README.install

Written by:
  Kevin J. Bowers, Ph.D.
  Plasma Physics Group (X-1)
  Applied Physics Divison
  Los Alamos National Lab
March/April 2004 - Original version

===================================
Overview of how to install the code
===================================

Step 1: Run install
-------------------

For example, to build the code for the ss2.lanl.gov cluster (Pentium 4, V4
hardware acceleration enabled with LAM-MPI), from the directory where vpic
was unpacked, type:

./install ss2.lanl.gov

A list of supported machines can be found by typing:

ls machine

If your machine cannot be found in that directory, you can port the code by
writing a machine description file. See README.porting for details.

The install script assumes you have "imake" and GNU make ("gmake") on your
system. Once the install script is complete, there will be two files created:

libvpic.EXTENSION.a
build.EXTENSION

EXTENSION depends on the machine type.

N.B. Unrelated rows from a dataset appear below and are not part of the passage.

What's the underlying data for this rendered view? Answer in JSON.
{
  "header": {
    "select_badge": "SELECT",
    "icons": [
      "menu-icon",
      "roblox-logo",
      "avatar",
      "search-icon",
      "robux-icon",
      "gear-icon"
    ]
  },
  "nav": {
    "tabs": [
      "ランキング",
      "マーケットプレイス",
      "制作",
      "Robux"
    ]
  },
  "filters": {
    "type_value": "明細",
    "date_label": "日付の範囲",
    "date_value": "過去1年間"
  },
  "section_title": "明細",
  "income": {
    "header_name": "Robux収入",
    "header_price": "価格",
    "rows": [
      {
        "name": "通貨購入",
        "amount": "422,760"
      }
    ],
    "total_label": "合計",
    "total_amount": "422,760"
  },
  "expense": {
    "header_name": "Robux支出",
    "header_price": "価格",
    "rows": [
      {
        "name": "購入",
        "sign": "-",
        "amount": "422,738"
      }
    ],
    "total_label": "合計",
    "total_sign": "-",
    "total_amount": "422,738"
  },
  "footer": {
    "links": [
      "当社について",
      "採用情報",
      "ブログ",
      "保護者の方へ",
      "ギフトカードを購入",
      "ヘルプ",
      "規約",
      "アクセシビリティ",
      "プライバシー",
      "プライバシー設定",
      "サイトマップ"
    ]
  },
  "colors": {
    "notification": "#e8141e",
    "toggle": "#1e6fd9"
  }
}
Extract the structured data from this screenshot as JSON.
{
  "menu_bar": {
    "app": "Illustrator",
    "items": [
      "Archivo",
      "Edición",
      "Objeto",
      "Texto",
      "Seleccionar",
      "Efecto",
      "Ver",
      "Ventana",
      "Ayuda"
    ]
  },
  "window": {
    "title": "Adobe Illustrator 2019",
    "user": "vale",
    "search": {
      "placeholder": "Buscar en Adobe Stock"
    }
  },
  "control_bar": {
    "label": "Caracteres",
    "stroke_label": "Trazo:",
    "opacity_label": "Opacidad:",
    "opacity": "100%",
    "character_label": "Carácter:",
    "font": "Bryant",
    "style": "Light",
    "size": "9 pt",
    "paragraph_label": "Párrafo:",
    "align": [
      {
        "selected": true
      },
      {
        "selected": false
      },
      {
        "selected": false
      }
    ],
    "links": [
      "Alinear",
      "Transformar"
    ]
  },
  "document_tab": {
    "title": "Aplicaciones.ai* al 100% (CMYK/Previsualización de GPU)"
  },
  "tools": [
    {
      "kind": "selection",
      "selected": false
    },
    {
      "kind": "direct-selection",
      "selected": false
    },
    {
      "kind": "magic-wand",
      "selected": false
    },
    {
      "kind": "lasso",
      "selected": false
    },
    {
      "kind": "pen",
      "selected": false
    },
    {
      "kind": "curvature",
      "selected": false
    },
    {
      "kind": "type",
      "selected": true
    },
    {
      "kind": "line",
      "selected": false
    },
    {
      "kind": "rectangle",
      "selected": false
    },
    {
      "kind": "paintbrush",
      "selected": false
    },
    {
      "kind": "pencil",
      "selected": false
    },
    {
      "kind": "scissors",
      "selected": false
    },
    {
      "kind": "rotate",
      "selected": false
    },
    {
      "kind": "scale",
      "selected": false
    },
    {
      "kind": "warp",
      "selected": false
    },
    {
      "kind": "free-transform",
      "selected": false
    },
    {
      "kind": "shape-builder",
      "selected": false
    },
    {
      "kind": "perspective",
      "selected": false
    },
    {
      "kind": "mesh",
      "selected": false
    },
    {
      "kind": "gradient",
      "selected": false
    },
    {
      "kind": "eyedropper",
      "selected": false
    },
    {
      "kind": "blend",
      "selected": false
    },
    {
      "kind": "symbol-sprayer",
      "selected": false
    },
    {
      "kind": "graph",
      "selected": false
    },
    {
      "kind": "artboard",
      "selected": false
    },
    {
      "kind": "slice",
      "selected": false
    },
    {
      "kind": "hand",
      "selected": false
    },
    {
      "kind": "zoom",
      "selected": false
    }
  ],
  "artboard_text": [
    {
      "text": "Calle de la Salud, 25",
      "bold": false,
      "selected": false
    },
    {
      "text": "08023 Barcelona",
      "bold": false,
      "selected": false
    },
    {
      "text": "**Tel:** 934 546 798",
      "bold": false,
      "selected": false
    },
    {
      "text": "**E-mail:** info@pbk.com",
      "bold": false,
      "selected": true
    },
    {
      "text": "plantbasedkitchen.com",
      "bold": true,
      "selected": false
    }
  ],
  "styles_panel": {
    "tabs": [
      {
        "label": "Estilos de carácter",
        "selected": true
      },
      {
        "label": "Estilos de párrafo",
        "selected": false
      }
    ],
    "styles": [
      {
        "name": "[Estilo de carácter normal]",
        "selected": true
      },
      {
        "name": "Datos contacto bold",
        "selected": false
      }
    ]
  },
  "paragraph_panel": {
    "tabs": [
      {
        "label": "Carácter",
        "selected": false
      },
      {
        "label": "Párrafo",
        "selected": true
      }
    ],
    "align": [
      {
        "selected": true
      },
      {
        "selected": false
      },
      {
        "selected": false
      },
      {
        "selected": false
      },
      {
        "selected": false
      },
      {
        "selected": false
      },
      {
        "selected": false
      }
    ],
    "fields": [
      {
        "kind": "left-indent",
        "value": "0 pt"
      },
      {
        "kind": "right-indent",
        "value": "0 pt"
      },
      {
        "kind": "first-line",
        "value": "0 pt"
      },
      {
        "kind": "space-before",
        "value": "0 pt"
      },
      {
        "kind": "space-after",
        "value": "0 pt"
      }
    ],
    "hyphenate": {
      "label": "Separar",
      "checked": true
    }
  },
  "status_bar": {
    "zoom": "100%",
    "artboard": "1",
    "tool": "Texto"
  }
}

For ss2.lanl.gov, EXTENSION is ss2.
These two files consitute the code for that platform. There will also be a
file called "Makefile" created. This is the platform specific GNU Makefile
used to build the code.

Note: You can run the install script multiple times to install the code
for multiple platforms if you are so inclined.

Step 2 (optional): Copy build script into your path
---------------------------------------------------

You might want to copy (and rename) 'build.EXTENSION' to some convenient
directory in your path. So long as you do not move 'libvpic.EXTENSION.a', the
build script should work wherever it is put and wherever it is run.

Step 3 (optional): Run tests to verify the install is okay
----------------------------------------------------------

In the "sample/test" directory hierarchy, there are a number of input deck
tests to verify the low level functionality of vpic. In "sample/bench" there
are benchmark input decks to augment the above test suite. "sample" itself
contains a number of input decks to demonstrate physics capabilities.

======================================================
Other fun things the machine dependent makefile can do
======================================================

gmake clean -> Removes all object files and other junk from src code tree
               Removes vpic library and build script for the current platform 
gmake veryclean -> Removes all object files and other junk from src code tree
                   Removes vpic library and build scripts for all platforms
                   Removes the current platform "Makefile"
gmake preprocessed -> Runs the preprocessing step on the vpic library sources
                      This can be useful due to heavy macro usage in the code.
gmake asm -> Compiles vpic library sources to assembly language
             This can be useful for finding performance saps.

===================
How to use the code
===================

Step 1: Write an input deck
---------------------------

Sample input decks are provided in the "sample" directory. 

Step 2: Use "build" to convert the input deck into an executable 
----------------------------------------------------------------

Run "build.EXTENSION my_input_deck". (Obviously, replace EXTENSION and
my_input_deck with the desired platform and filename.)

This will convert your input deck into an executable simulation named
"my_input_deck.EXTENSION" where EXTENSION depends on the platform you are
compiling for. For example, to build the "harris" sample input deck simulation
on ss2.lanl.gov, assuming the "build.ss2" script is in your path, type:

build.ss2 harris

To run the harris simulation on 16 processors, you would type:

mpirun -np 16 harris.ss2

Step 3: Analyze the results
---------------------------

Depending on the input deck diagnostics, all sorts of files will be dumped out.
The directory "interfaces" has MATLAB, IDL, FORTRAN and C routines to
manipulate dumped data. Also, the user has the ability to write out custom
diagnostics in the "diagnostics" section of the input deck. The dump format
here will depend on the user. Note: MATLAB currently has the most
fully-featured and debugged interface to this code.